The Last Word with regards to the correct pronunciation of Oregon.[edit]

There are 607 or so dialects of the English Language within the U.S.A.. While culturally and within a given community the pronunciation and enunciation of any given word may be acceptable, preferred and most widely used locally, these mere factors dot NOT make it's usage correct; accepted and acceptable perhaps to those within that particular geographic community but, NOT correct.

Eliza Doolittle spoke English, yet by the end of the movie, "My Fair Lady" she was transformed by her impeccable English speech and elocution of the English Language in its BEST, most Pure and Most Perfectly Voiced Version.
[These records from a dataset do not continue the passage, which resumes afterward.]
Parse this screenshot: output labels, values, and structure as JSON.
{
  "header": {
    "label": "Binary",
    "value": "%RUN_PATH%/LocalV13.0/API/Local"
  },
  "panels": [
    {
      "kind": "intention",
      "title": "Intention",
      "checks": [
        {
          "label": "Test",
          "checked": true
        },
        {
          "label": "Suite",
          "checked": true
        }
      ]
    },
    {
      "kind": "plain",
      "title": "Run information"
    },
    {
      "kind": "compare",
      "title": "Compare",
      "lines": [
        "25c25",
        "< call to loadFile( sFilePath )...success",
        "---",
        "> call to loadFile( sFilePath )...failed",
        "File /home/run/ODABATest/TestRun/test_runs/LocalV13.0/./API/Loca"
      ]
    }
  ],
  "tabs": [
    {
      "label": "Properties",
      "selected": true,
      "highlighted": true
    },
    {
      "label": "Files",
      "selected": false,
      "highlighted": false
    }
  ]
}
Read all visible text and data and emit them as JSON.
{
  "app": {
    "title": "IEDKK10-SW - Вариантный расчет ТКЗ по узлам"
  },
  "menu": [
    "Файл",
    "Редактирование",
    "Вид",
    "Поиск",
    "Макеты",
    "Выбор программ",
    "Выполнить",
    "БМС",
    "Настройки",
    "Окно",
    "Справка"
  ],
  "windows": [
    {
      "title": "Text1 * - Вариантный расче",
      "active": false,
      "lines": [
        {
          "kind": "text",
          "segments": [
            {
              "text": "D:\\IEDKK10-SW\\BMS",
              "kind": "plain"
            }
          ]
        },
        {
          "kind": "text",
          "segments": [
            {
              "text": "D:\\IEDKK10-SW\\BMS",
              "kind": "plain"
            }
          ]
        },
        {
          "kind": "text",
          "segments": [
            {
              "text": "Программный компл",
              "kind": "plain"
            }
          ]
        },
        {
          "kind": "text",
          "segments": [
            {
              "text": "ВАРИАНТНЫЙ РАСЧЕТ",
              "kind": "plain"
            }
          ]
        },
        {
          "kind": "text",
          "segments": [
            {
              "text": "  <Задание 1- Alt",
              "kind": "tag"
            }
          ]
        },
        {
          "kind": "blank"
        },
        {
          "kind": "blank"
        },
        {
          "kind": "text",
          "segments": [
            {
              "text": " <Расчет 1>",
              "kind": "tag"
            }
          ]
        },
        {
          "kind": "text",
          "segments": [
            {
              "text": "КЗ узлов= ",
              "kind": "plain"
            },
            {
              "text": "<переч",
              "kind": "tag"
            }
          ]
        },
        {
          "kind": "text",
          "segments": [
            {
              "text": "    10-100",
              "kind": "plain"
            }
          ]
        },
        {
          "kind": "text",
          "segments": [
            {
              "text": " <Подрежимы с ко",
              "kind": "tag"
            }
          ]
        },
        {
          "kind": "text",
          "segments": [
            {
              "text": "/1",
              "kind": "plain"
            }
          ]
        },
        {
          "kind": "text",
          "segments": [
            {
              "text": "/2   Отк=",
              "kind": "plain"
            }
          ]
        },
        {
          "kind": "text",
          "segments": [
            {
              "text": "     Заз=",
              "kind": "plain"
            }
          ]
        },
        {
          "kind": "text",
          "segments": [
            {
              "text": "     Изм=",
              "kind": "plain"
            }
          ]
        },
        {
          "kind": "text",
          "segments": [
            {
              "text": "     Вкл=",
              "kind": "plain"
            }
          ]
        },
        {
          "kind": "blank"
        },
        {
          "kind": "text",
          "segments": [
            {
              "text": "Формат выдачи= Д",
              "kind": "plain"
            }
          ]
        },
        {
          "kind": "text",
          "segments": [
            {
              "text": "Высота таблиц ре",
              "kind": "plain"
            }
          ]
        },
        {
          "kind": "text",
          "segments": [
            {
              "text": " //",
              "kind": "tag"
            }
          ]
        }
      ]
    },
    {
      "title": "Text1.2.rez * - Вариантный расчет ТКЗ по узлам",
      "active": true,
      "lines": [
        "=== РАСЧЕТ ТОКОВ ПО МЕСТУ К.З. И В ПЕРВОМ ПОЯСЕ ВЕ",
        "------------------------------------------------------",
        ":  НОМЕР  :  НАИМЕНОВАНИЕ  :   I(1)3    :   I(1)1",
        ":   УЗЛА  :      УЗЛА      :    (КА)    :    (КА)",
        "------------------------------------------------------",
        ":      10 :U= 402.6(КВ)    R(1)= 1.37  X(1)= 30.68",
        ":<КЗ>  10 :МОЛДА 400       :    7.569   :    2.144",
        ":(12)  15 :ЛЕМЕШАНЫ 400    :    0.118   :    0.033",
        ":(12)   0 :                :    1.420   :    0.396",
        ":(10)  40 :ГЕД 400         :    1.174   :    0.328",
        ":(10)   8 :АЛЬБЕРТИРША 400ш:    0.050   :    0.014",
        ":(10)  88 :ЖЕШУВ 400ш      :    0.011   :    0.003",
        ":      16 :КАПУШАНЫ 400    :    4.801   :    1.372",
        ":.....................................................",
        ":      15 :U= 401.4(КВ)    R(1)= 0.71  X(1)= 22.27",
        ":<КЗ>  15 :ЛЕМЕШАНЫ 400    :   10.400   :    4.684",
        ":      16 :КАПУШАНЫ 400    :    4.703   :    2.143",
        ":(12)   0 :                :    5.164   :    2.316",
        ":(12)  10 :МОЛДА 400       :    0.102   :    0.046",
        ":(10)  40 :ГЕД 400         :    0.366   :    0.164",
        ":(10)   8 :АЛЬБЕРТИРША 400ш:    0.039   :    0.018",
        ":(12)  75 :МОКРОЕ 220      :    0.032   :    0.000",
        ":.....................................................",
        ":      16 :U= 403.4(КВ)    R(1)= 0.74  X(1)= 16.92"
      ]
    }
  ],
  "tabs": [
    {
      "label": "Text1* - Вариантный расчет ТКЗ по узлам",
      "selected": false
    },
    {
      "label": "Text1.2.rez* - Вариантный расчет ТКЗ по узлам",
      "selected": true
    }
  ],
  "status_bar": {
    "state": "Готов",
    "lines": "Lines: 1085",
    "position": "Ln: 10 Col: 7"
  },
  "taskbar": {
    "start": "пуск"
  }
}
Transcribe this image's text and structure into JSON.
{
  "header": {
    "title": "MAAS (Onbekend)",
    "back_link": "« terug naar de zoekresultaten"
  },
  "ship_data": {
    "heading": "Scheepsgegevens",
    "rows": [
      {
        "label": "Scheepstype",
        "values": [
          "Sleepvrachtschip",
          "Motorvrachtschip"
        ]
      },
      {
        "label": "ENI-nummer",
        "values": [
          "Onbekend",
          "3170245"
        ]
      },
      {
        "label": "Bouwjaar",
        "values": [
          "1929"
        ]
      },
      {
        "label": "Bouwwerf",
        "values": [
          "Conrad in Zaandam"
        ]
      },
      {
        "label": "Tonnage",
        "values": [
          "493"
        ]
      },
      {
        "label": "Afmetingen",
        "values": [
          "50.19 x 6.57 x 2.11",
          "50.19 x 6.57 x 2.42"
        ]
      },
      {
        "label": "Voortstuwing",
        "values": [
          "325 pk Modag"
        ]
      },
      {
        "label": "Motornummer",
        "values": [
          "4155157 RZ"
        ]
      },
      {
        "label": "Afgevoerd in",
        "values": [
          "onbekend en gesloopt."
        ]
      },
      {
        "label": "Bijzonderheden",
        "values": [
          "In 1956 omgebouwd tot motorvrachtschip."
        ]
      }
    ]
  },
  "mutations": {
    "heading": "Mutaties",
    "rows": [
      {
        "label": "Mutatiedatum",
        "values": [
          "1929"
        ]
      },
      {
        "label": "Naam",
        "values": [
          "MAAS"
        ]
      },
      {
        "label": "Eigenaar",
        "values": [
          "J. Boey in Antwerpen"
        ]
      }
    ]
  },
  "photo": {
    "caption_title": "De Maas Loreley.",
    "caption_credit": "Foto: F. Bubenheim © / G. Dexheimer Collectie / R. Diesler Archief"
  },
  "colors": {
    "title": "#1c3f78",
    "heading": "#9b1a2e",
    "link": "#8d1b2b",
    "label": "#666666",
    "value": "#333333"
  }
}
Those who would speak in any other manner than the Most Eloquent and Perfected format, must accept and find acceptable the consequences for doing so; just as Eliza did and just as i do in like manner with the way in which i choose and am educated or lacking therein, in which to write and in writing the English Language.

Oregon's Correct Enunciation and Pronunciation is,

Or e gon Where the emphasis is on the first syllable within the word and where Or is pronounced like the word "or" and where the e is a short e vowel sound as in egg; and the o is a short o vowel sound, in the last syllable of the word Oregon, as in the word, "on"; despite how Oregonian Natives have evolved and come to pronounce it over time.

Or·e·gon    [or-e-gon,] Show IPA noun 1. a state in the NW United States, on the Pacific coast. 2,632,663; 96,981 sq. mi. (251,180 sq. km). Capital: Salem. Abbreviation: Oreg., Ore., OR (for use with zip code). 2. a city in NW Ohio. 18,675.